It’s been a particularly brutal year for developers at studios big and small. Indies continue to close or go on “hiatus,” a more hopeful move that implies they’ll one day return. Big name studios have been laying off developers in the hundreds. Microsoft in particular is responsible for the most recent closures on that billboard list, Arkane Austin and Tango Gameworks.

Originally, Oshry told Totilo, he wanted to post the names of all of the recently-shuttered studios, but there simply wasn’t enough room on the billboard. Still, his action resonated with the developers who have lost their jobs this year alone, and the others who are looking to support them.

Oshry says he’s received many messages from people formerly of those studios, so “mission accomplished.” He declined to provide specifics on how much the billboard cost, simply telling WIRED via X DM that the price was “$xx,xxx.” “It cost a lot but not that much,” he adds.

Whatever the cost, it was likely far less than the money game studios were ponying up to participate in Summer Game Fest, where showing a one-minute trailer can reportedly cost $250,000. Over the Game Fest weekend, companies from Microsoft to Blumhouse got major buzz debuting early looks at games like Doom: The Dark Ages and Sleep Awake, but a lot of the chatter also went to Oshry’s stunt.

Oshry told Game File that the original messages he brainstormed with his New Blood colleagues were much more direct than what they actually posted. “People started suggesting: ‘You should take shots at the execs,” Oshry said. “Put a picture of Phil Spencer up there and be like, ‘Hey man, what the fuck?’”

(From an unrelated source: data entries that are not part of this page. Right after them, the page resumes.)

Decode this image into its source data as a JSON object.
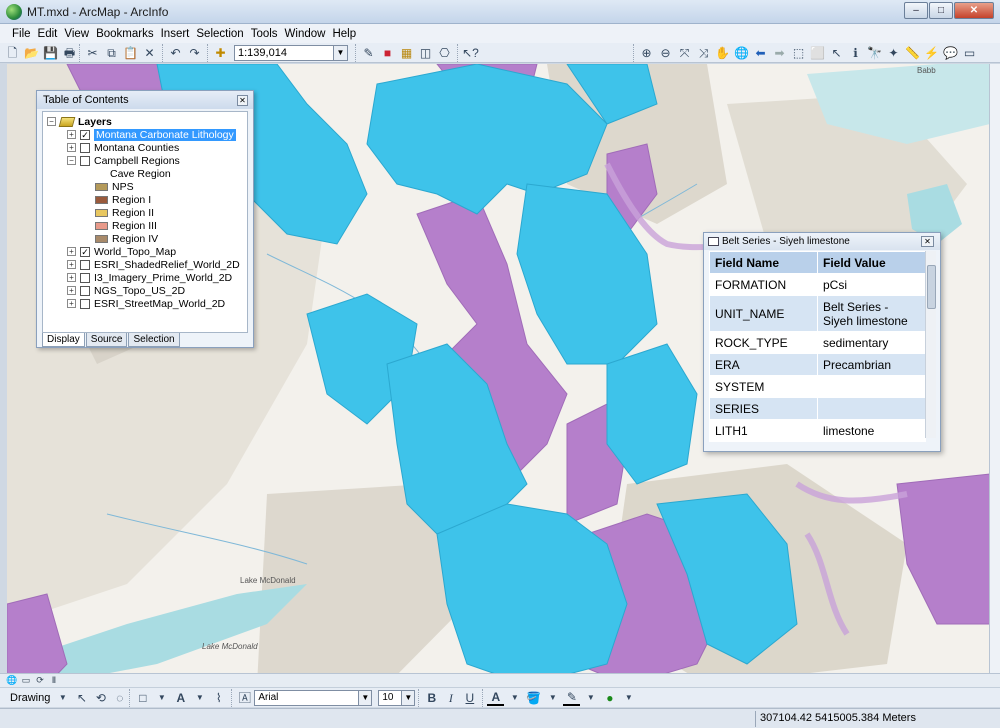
{
  "window": {
    "title": "MT.mxd - ArcMap - ArcInfo",
    "minimize": "–",
    "maximize": "□",
    "close": "✕"
  },
  "menu": [
    "File",
    "Edit",
    "View",
    "Bookmarks",
    "Insert",
    "Selection",
    "Tools",
    "Window",
    "Help"
  ],
  "toolbar": {
    "scale": "1:139,014"
  },
  "toc": {
    "title": "Table of Contents",
    "root": "Layers",
    "layers": [
      {
        "name": "Montana Carbonate Lithology",
        "checked": true,
        "expanded": false,
        "selected": true
      },
      {
        "name": "Montana Counties",
        "checked": false,
        "expanded": false
      },
      {
        "name": "Campbell Regions",
        "checked": false,
        "expanded": true
      },
      {
        "name": "World_Topo_Map",
        "checked": true,
        "expanded": false
      },
      {
        "name": "ESRI_ShadedRelief_World_2D",
        "checked": false,
        "expanded": false
      },
      {
        "name": "I3_Imagery_Prime_World_2D",
        "checked": false,
        "expanded": false
      },
      {
        "name": "NGS_Topo_US_2D",
        "checked": false,
        "expanded": false
      },
      {
        "name": "ESRI_StreetMap_World_2D",
        "checked": false,
        "expanded": false
      }
    ],
    "legend_heading": "Cave Region",
    "legend": [
      {
        "label": "NPS",
        "color": "#b49a5a"
      },
      {
        "label": "Region I",
        "color": "#9a5a3c"
      },
      {
        "label": "Region II",
        "color": "#e8c760"
      },
      {
        "label": "Region III",
        "color": "#e89a8a"
      },
      {
        "label": "Region IV",
        "color": "#a88a6a"
      }
    ],
    "tabs": [
      "Display",
      "Source",
      "Selection"
    ]
  },
  "identify": {
    "title": "Belt Series - Siyeh limestone",
    "headers": [
      "Field Name",
      "Field Value"
    ],
    "rows": [
      {
        "field": "FORMATION",
        "value": "pCsi"
      },
      {
        "field": "UNIT_NAME",
        "value": "Belt Series - Siyeh limestone"
      },
      {
        "field": "ROCK_TYPE",
        "value": "sedimentary"
      },
      {
        "field": "ERA",
        "value": "Precambrian"
      },
      {
        "field": "SYSTEM",
        "value": ""
      },
      {
        "field": "SERIES",
        "value": ""
      },
      {
        "field": "LITH1",
        "value": "limestone"
      }
    ]
  },
  "map_labels": [
    "Lake McDonald",
    "Lake McDonald",
    "Babb"
  ],
  "colors": {
    "limestone": "#3ec3ea",
    "other_carbonate": "#b57fcb",
    "water": "#a9dce2"
  },
  "drawing": {
    "label": "Drawing",
    "font": "Arial",
    "size": "10"
  },
  "status": {
    "coordinates": "307104.42  5415005.384 Meters"
  }
}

Spencer, Microsoft Gaming’s CEO, spoke to IGN over the weekend about the company’s decision to close studios like Tango Gameworks—a controversial move considering the developer made the widely acclaimed Hi-Fi Rush. “In the end, I’ve said over and over, I have to run a sustainable business inside the company and grow, and that means sometimes I have to make hard decisions that frankly are not decisions I love, but decisions that somebody needs to go make,” Spencer said.